Только в смерти - Дэн Абнетт
— Вы захотите увидеть это, сэр, — сказал Белтайн, пролистывая страницы.
Радостный от того, что может оставить книгу со змеиной кожей там, где она была, Баскевиль подошел к столу позади Белтайна.
Фолио, которое нашел Белтайн, было большим, содержащим в себе хрупкие страницы, размером почти в половину квадратного метра. Некоторые листы были с блоками текста: черные печатные блоки шрифта на тайном языке, украшенные поблекшими рукописными пометками, которые были еще менее понятны.
Остальное было иллюстрациями. Они были отлично сделаны, но цвета, которые использовали, чтобы придать им оттенок, были всего лишь призраками их бывшей яркости.
Иллюстрации представляли собой диаграммы крепостных стен, бастионов, огневых точек, внешних укреплений, линий казематов, систем окопов, групп куполов.

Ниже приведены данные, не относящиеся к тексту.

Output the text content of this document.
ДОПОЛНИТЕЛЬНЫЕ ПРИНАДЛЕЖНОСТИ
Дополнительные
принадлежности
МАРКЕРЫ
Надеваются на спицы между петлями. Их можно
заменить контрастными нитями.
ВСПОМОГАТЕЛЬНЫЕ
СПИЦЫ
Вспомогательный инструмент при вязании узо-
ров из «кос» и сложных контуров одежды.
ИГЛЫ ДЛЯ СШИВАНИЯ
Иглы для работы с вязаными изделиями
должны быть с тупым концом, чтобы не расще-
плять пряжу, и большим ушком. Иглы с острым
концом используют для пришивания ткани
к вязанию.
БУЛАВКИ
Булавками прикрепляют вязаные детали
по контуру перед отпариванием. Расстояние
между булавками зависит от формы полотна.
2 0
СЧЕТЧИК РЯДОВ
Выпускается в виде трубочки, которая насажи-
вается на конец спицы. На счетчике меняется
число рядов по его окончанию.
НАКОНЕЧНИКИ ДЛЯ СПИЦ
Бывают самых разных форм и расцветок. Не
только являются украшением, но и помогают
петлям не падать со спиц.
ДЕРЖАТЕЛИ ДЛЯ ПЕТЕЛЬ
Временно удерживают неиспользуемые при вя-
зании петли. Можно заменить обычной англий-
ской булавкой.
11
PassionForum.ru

— Фес, — произнес Баскевиль. — Я полагаю, это может быть. На самом деле, я полагаю, что это может быть план Яго. Вот это… это выглядит похоже на Эликон, так ведь?
— Да, похоже.
— А это… это слишком длинная дорога, чтобы быть здесь. Она… ну, она выглядит так, как будто сотню километров длиной, по меньшей мере.
— По меньшей мере, — Баскевиль глубоко вдохнул. — Планы мира-крепости, старые планы. Интересно, насколько они точны?
— Ставлю на то, что лучше, чем наши, — сказал Фейпс, смотря вниз поверх их плечей.
— Трон благослови тебя, Бел, — сказал Баскевиль, хлопая Белтайна по плечу. — Должно быть, ты только что нашел кое-что на самом деле важное для этой войны. Сколько есть еще таких же томов?
— Ар… четыре, шесть, восемь…, — говорил Фейпс, когда начал считать. — Двадцать три на этом стеллаже. Дальше может быть еще.
— Дерьмо, — произнес Баскевиль.
— Тут вы не ошиблись, — сказал Белтайн. — Смотрите.
Он перевернул еще один лист. Это была не диаграмма, это был рисунок, иллюстрация. Это было изображение, сделанное в древнем стиле, бронированных людей, защищающих каземат во время боя. Яркие ракеты, похожие на древние снимки комет, летели в их сторону. Некоторые лежали убитыми, у низа страницы, их размеры и положение противоречили перспективе рисунка.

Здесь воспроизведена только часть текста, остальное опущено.